Bella Bella: Prince William spoke today about the need to protect the environment as he dedicated a British Columbia rainforest to an initiative started by the Queen to create a network of conservation programs across the Commonwealth.
The Duke and Duchess of Cambridge visited the Great Bear Rainforest on B.C.’s central coast on a day when their itinerary was blown apart by the weather.
Plans to show off the area around Bella Bella were scuttled by high winds, choppy water and pouring rain as a float plane tour of the forest and boat tour of the Bella Bella Harbour were cancelled.
The royal couple were in the area to experience indigenous culture in the small First Nation community and officially pronounce the Great Bear Rainforest part of the Queen’s Commonwealth Canopy.
The initiative was launched last year to create a network of forest conservation programs involving all 53 countries in the Commonwealth.
As part of the network, regions can share ideas and innovations about forest conservation and receive global attention for their efforts.
Early this year, the province and the Coastal First Nations including the Heiltsuk announced they would increase protection of the area, conserving 85 per cent of the forested areas from industrial logging.

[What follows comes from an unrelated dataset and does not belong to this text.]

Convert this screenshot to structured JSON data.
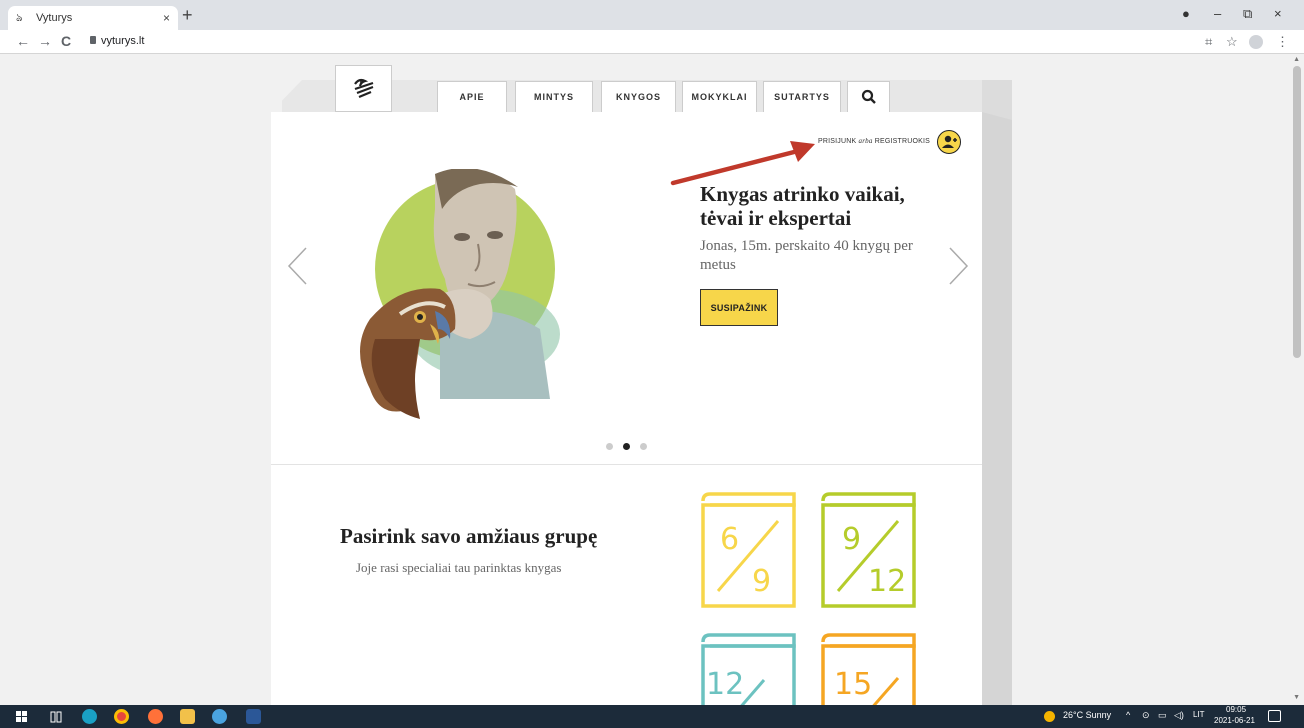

William lauded the effort to protect the area as an example of what connects Commonwealth countries as they share the benefits of Canada’s knowledge and expertise in managing the forest.
“This is a substantial dedication, which will highlight a more collaborative approach to sustainable forest conservation,” he said.
“The establishment of the canopy is a loud and unambiguous statement that the citizens of all Commonwealth countries believe that nature is fundamental to the health of our societies. When we protect our rivers, oceans, atmospheres, or like today our forests, we are telling our children that their future prosperity cannot be disconnected from the health of the natural world.”
B.C. Premier Christy Clark announced Monday that a $1-million trust will be created to celebrate the royal visit and promote the unique landscape. The fund will help raise awareness about the Great Bear Rainforest and support ongoing research.
Clark said the protected area of 6.4-million hectares is about the size of Ireland and it took about a decade to reach an agreement on its management.
“It was a long, hard negotiation but we all recognize we have a unique responsibility to preserve this jewel for the world,” she added.
Heiltsuk First Nation Chief Marilyn Slett said William and Kate’s focus on youth during their tour of B.C. ties in with plans for the rainforest.
“While the canopy designation recognizes the work we did around land-use planning, the interconnection between our lands and our waters cannot be understated,” she said. “The Heiltsuk do this work because our children’s … futures depend on it.”